The students tried to heed to him but could not and after the fashion of the wayward class, the noise amounted to the maximum after a strained silence for two minutes. He said nothing but looked resigned. When the noise became a volley of indiscernible sounds, as if he could no longer bear it, he gave an exasperated sigh and put his hands to his face again. The bell finally rang and he gladly dismissed the class for the interval. He knew instinctively that she would approach him and ask him if he was okay, so he got up with effort and as she came near him, motioned her to go saying he was fine.
“Oh, don’t look so annoyed. Is it a fever?”
“Well, how else does it look?” he asked her, irritated.
“Why did you come, then? Can’t you take a leave?”
“I thought I would feel better after some time” he answered and feeling his knees feel weak, he quietly sat down.
“I am going to ask at the college clinic for some metacin, wait here” she told.
“Oh, good gracious, no! The best thing you can do right now for me would be to leave me be. I plan on visiting the doctor as soon as the day is over. I am touched by your concern but I am fine. Do leave now!” he pleaded.
“Are you sure?” she asked and he suddenly laughed.

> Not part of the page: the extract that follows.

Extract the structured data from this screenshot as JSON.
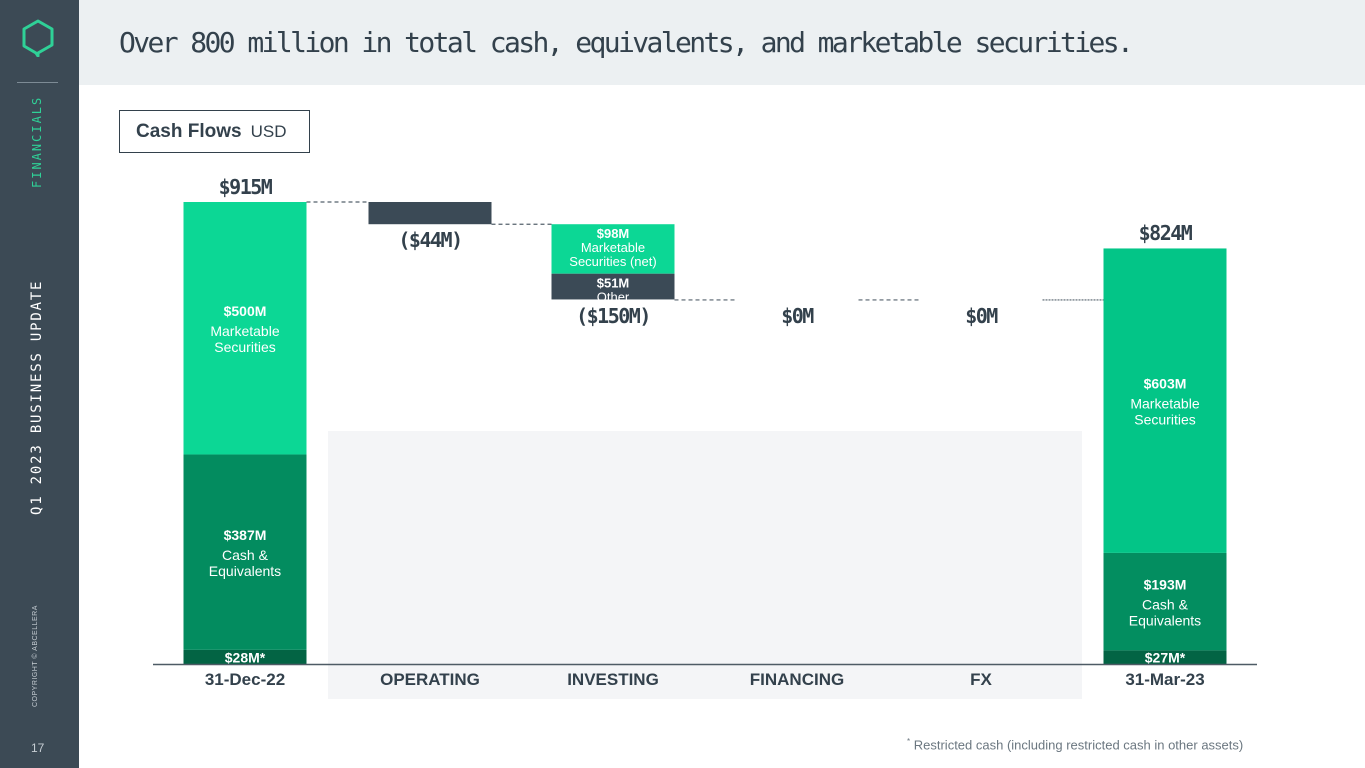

“What?” she said, happy to see him happy.
“It’s as if you are singing, sometimes. Do you have an Irish descent?” he asked her, comically.
“Is it so? Yes, Meg tells me that, sometimes. And no I am not Irish, be you English?” she asked him coyly.
“If it will get you to leave, yes, I am, very much so”.
“Come on, you can’t be completely English”.
“Why not?” he asked her, not even looking up, knowing by ample experience that she would only end up doing what she wanted and would only leave him alone when she felt like doing so.
“You’re not that fair. And besides, there is something peculiarly Indian about you” she said, artfully.
She’d ended up intriguing him as usual.
He looked at her as if waiting for her to reply but seeing she was not responding, he arched an eyebrow.
“That, exactly” she said pointing at it.
“You are English in the way you are gentlemanly, poised and precise. Your speech, your keen sharp eyes that show your involvement and dedication and that resolute, clear cut chin, perhaps. But the charm, dear sire, the distinctly Indian charm that you have in your gestures and your warm, tender nature when you feel moved to exhibit it clearly shows you have Indian roots”.
He looked at her as if untouched, but she knew him by now, and did not mind much. And as if he couldn’t help it further, he burst out laughing.
“And you are certainly a mighty flatterer” he told her.
“Thank you” she told him playfully, with a curtsey.
“Listen Jennifer, take a seat” he told her, becoming grave.
“Now that serious and grave expression, that is certainly snobbish and English” she told him, making him smile.
She did as she was told.
He looked at her cautiously and said, “Are you angry with me?”
“What for?” she asked half heartedly, as if she did not want to speak about it, though she perfectly caught his meaning by his air and look.
“You know what” he said.
“No” she said untruthfully.
“I am truly glad for it, you know, even though I don’t believe it. You can’t help glaring me at times” he said, laughing.
But the sudden reserve that fell upon her face told him he was wrong to bring it up. After a genial chat, the bell rang, and she left him, looking away with sad eyes.